(Knopf Publishing, 368 pages, $30)
By Elia Kazan, edited by Robert Cornfield
Kazan on Directing is a deftly assembled collection of the great director’s instructions to his theater and film collaborators. Included are character biographies, costume suggestions and staging setups, as well as some often brutally frank postmortem examinations of his work. The selections are mostly from his notebooks, but also from interviews and speeches. This is Kazan the professional speaking, a giant of the Method spilling his secrets. We are granted admission to the inner sanctum, and made privy to his creative process in the most intimate details.
Kazan, as editor Robert Cornfield notes, “would have been the first to protest [that] ‘directed by’ is a meanly limited, misleading term for his contribution to the plays and movies he commanded.” Kazan (the name means, essentially, and appropriately, “cauldron”) kept a tight rein on his collaborators—wardrobe people, production designers, editors—all of whom were favored with extended missives outlining the director’s vision of their contributions. He reshaped masterpieces by Williams and Miller, and ruthlessly manipulated his actors, even setting them against each other. He often “tricked” great performances from his cast, and wasn’t above slapping an actor to make the tears roll.
At the same time, Kazan could extend profound imaginative sympathy toward his actors and their roles, evident by his lengthy letter to Marlon Brando setting out his ideas on how to play Terry Malloy in On the Waterfront. Part of it effectively summarizes Kazan’s Freud-inflected approach to character: “I really hope to be photographing the kid’s insides as much as exterior events.” As represented here, Kazan’s theories of direction are simple and brutal: “There is only one way of looking at this trade: The filmmaker is responsible for everything.
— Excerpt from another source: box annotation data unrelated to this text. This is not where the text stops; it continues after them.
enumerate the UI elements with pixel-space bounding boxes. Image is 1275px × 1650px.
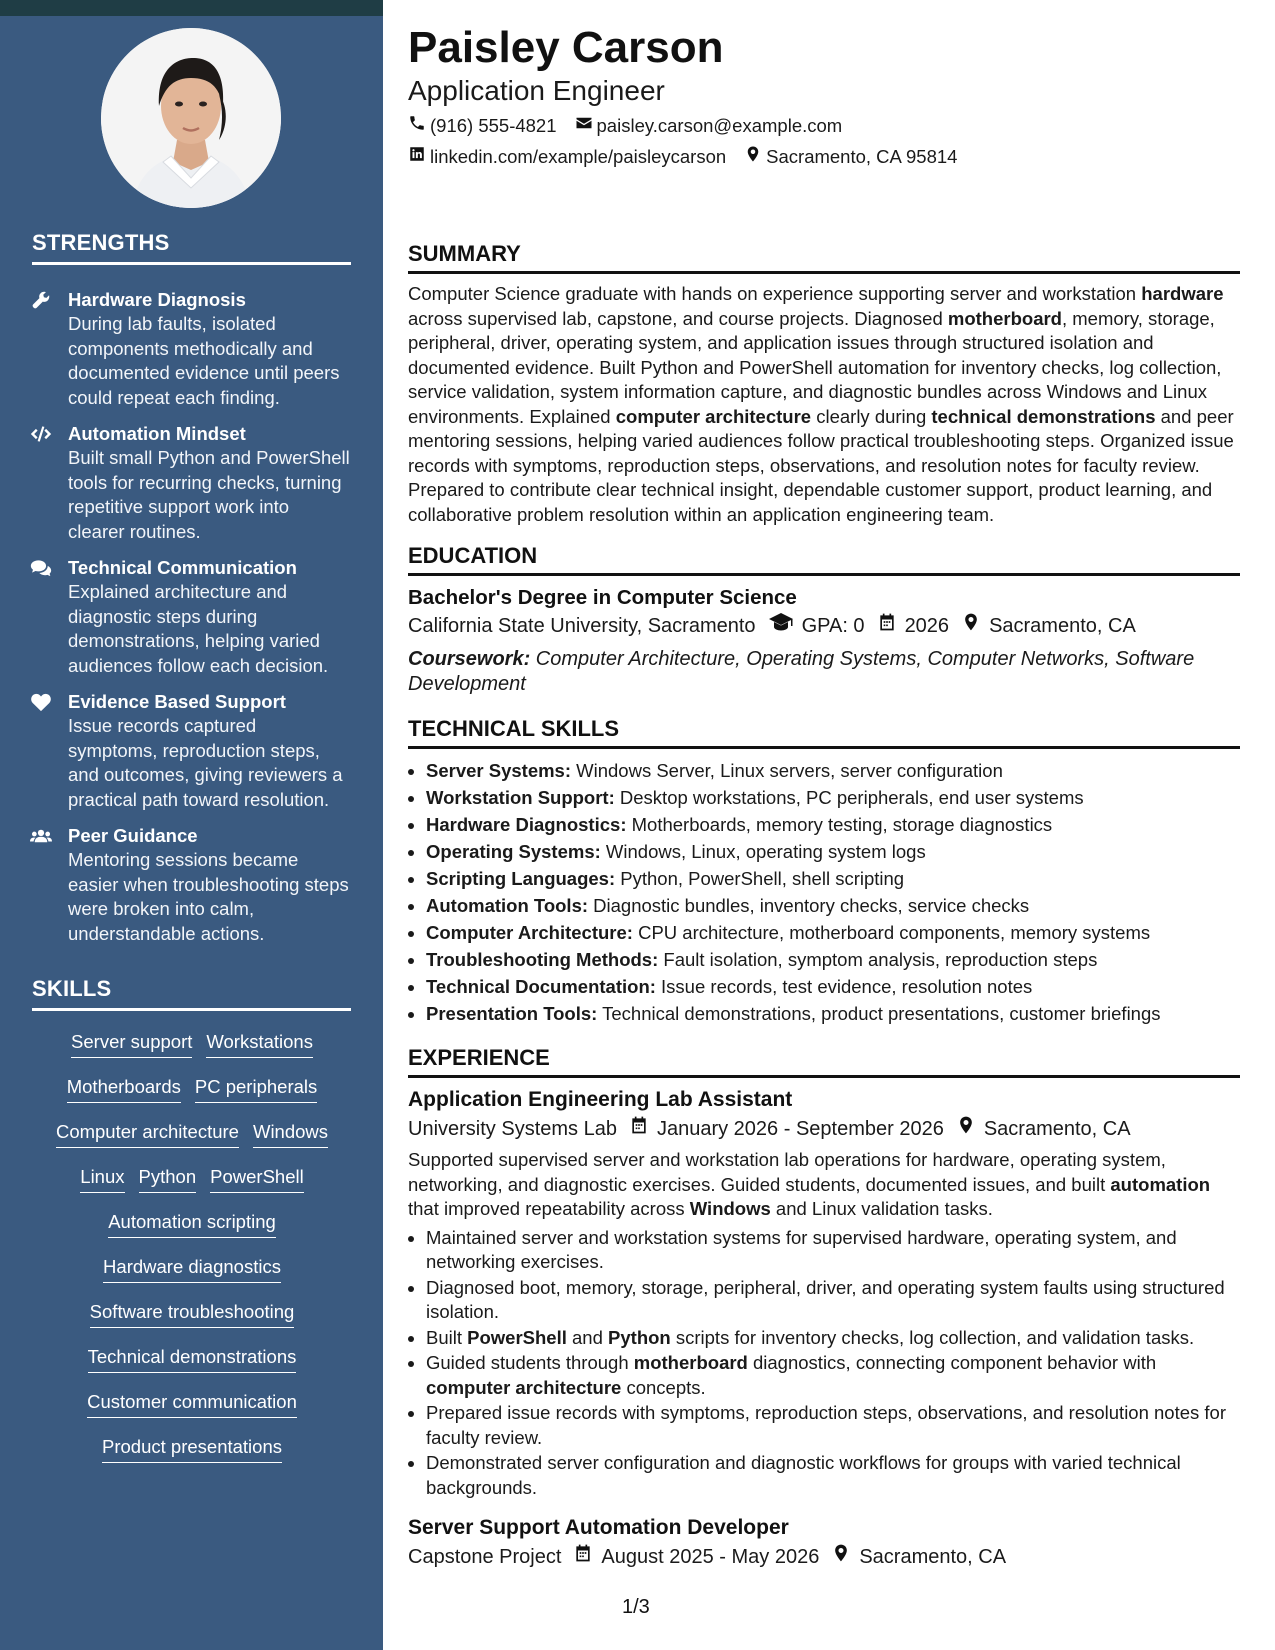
skill-tag: Product presentations — [102, 1435, 282, 1463]
skill-tag: Automation scripting — [108, 1210, 276, 1238]
coursework: Coursework: Computer Architecture, Operating Systems, Computer Networks, Software Development — [408, 648, 1195, 695]
strength-description: Built small Python and PowerShell tools for recurring checks, turning repetitive support work into clearer routines. — [68, 447, 350, 542]
skill-tag: PowerShell — [210, 1165, 304, 1193]
strength-description: Explained architecture and diagnostic steps during demonstrations, helping varied audiences follow each decision. — [68, 581, 329, 676]
skill-tag: PC peripherals — [195, 1075, 317, 1103]
skill-tag: Windows — [253, 1120, 328, 1148]
job-location: Sacramento, CA — [859, 1546, 1007, 1568]
skill-tag: Motherboards — [67, 1075, 181, 1103]
strength-item — [30, 556, 350, 678]
school-location: Sacramento, CA — [989, 615, 1136, 637]
job-title: Server Support Automation Developer — [408, 1516, 789, 1539]
list-item: • Built PowerShell and Python scripts for inventory checks, log collection, and validation tasks. — [426, 1326, 1240, 1351]
job-location: Sacramento, CA — [983, 1118, 1131, 1140]
chat-icon — [30, 556, 68, 678]
education-section — [408, 543, 1240, 696]
skill-tag: Customer communication — [87, 1390, 297, 1418]
job-title: Application Engineering Lab Assistant — [408, 1088, 793, 1111]
strength-title: Hardware Diagnosis — [68, 289, 246, 310]
linkedin-link[interactable]: linkedin.com/example/paisleycarson — [430, 146, 727, 167]
job-organization: University Systems Lab — [408, 1118, 617, 1140]
calendar-icon — [561, 1542, 601, 1572]
strength-description: Mentoring sessions became easier when troubleshooting steps were broken into calm, understandable actions. — [68, 849, 349, 944]
skill-tag: Hardware diagnostics — [103, 1255, 281, 1283]
sidebar — [0, 16, 383, 1650]
heart-icon — [30, 690, 68, 812]
location-pin-icon — [744, 145, 766, 169]
job-organization: Capstone Project — [408, 1546, 562, 1568]
degree-title: Bachelor's Degree in Computer Science — [408, 586, 797, 609]
experience-heading: EXPERIENCE — [408, 1045, 1240, 1078]
job-dates: January 2026 - September 2026 — [656, 1118, 944, 1140]
summary-heading: SUMMARY — [408, 241, 1240, 274]
list-item: • Automation Tools: Diagnostic bundles, inventory checks, service checks — [426, 892, 1240, 919]
strength-title: Automation Mindset — [68, 423, 246, 444]
skill-tag: Software troubleshooting — [90, 1300, 295, 1328]
technical-skills-list — [408, 757, 1240, 1027]
list-item: • Scripting Languages: Python, PowerShell, shell scripting — [426, 865, 1240, 892]
strength-title: Technical Communication — [68, 557, 297, 578]
list-item: • Workstation Support: Desktop workstations, PC peripherals, end user systems — [426, 784, 1240, 811]
list-item: • Operating Systems: Windows, Linux, operating system logs — [426, 838, 1240, 865]
calendar-icon — [617, 1114, 657, 1144]
strengths-list — [30, 288, 350, 958]
list-item: • Presentation Tools: Technical demonstrations, product presentations, customer briefings — [426, 1000, 1240, 1027]
list-item: • Troubleshooting Methods: Fault isolation, symptom analysis, reproduction steps — [426, 946, 1240, 973]
location-pin-icon — [949, 611, 989, 641]
strength-title: Evidence Based Support — [68, 691, 286, 712]
strength-item — [30, 422, 350, 544]
list-item: • Guided students through motherboard diagnostics, connecting component behavior with computer architecture concepts. — [426, 1351, 1240, 1400]
contact-row — [408, 145, 975, 169]
job-description: Supported supervised server and workstation lab operations for hardware, operating system, networking, and diagnostic exercises. Guided students, documented issues, and built automation that improved repeatability across Windows and Linux validation tasks. — [408, 1149, 1211, 1219]
technical-skills-section — [408, 716, 1240, 1027]
phone-icon — [408, 114, 430, 138]
contact-row — [408, 114, 860, 138]
graduation-cap-icon — [756, 611, 802, 641]
skill-tag: Technical demonstrations — [88, 1345, 297, 1373]
sidebar-top-band — [0, 0, 383, 16]
strength-item — [30, 824, 350, 946]
graduation-year: 2026 — [904, 615, 950, 637]
education-meta — [408, 611, 1240, 641]
list-item: • Maintained server and workstation systems for supervised hardware, operating system, and networking exercises. — [426, 1226, 1240, 1275]
location-pin-icon — [944, 1114, 984, 1144]
list-item: • Technical Documentation: Issue records, test evidence, resolution notes — [426, 973, 1240, 1000]
wrench-icon — [30, 288, 68, 410]
summary-section — [408, 241, 1240, 527]
linkedin-icon — [408, 145, 430, 169]
job-bullets — [408, 1226, 1240, 1501]
list-item: • Server Systems: Windows Server, Linux servers, server configuration — [426, 757, 1240, 784]
location-text: Sacramento, CA 95814 — [766, 146, 958, 167]
strength-item — [30, 690, 350, 812]
location-pin-icon — [819, 1542, 859, 1572]
summary-text: Computer Science graduate with hands on experience supporting server and workstation hardware across supervised lab, capstone, and course projects. Diagnosed motherboard, memory, storage, peripheral, driver, operating system, and application issues through structured isolation and documented evidence. Built Python and PowerShell automation for inventory checks, log collection, service validation, system information capture, and diagnostic bundles across Windows and Linux environments. Explained computer architecture clearly during technical demonstrations and peer mentoring sessions, helping varied audiences follow practical troubleshooting steps. Organized issue records with symptoms, reproduction steps, observations, and resolution notes for faculty review. Prepared to contribute clear technical insight, dependable customer support, product learning, and collaborative problem resolution within an application engineering team. — [408, 283, 1234, 525]
strength-title: Peer Guidance — [68, 825, 198, 846]
strength-item — [30, 288, 350, 410]
skill-tag: Workstations — [206, 1030, 313, 1058]
list-item: • Diagnosed boot, memory, storage, peripheral, driver, and operating system faults using structured isolation. — [426, 1276, 1240, 1325]
list-item: • Computer Architecture: CPU architecture, motherboard components, memory systems — [426, 919, 1240, 946]
page-indicator: 1/3 — [622, 1596, 650, 1618]
strength-description: Issue records captured symptoms, reproduction steps, and outcomes, giving reviewers a practical path toward resolution. — [68, 715, 343, 810]
email-link[interactable]: paisley.carson@example.com — [596, 115, 843, 136]
skills-heading: SKILLS — [32, 976, 351, 1011]
skill-tag: Python — [139, 1165, 197, 1193]
school-name: California State University, Sacramento — [408, 615, 756, 637]
code-icon — [30, 422, 68, 544]
skill-tag: Server support — [71, 1030, 192, 1058]
list-item: • Prepared issue records with symptoms, reproduction steps, observations, and resolution notes for faculty review. — [426, 1401, 1240, 1450]
candidate-title: Application Engineer — [408, 75, 665, 106]
experience-section — [408, 1045, 1240, 1572]
skill-tag: Computer architecture — [56, 1120, 239, 1148]
email-icon — [575, 114, 597, 138]
education-heading: EDUCATION — [408, 543, 1240, 576]
calendar-icon — [865, 611, 905, 641]
job-meta — [408, 1542, 1240, 1572]
job-dates: August 2025 - May 2026 — [601, 1546, 820, 1568]
strengths-heading: STRENGTHS — [32, 230, 351, 265]
strength-description: During lab faults, isolated components methodically and documented evidence until peers could repeat each finding. — [68, 313, 340, 408]
phone-number[interactable]: (916) 555-4821 — [430, 115, 557, 136]
users-icon — [30, 824, 68, 946]
gpa-text: GPA: 0 — [801, 615, 865, 637]
technical-skills-heading: TECHNICAL SKILLS — [408, 716, 1240, 749]
skill-tag: Linux — [80, 1165, 124, 1193]
skills-tags — [32, 1030, 352, 1480]
list-item: • Demonstrated server configuration and diagnostic workflows for groups with varied technical backgrounds. — [426, 1451, 1240, 1500]
job-meta — [408, 1114, 1240, 1144]
profile-photo — [101, 28, 281, 208]
candidate-name: Paisley Carson — [408, 23, 724, 72]
list-item: • Hardware Diagnostics: Motherboards, memory testing, storage diagnostics — [426, 811, 1240, 838]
To rephrase that thought: Everything is your fault.” Or more tersely: “It’s a question of power, nothing less.”
Although excerpts from many of the entries have appeared elsewhere over the years, Kazan’s workbooks and interviews collected in one volume are an indispensable resource for anyone hoping to understand the direction of actors (Brando, James Dean, and Lee J. Cobb among them), and the differences between stage and screen direction in the molten middle of the 20th century. One quibble, however: Cornfield’s decision to separate Kazan’s film and stage work deprives the book of a sense of the director’s chronological creative growth across both mediums. Styles may have changed, but Kazan still has plenty to say about directing that remains revelatory and instructive today.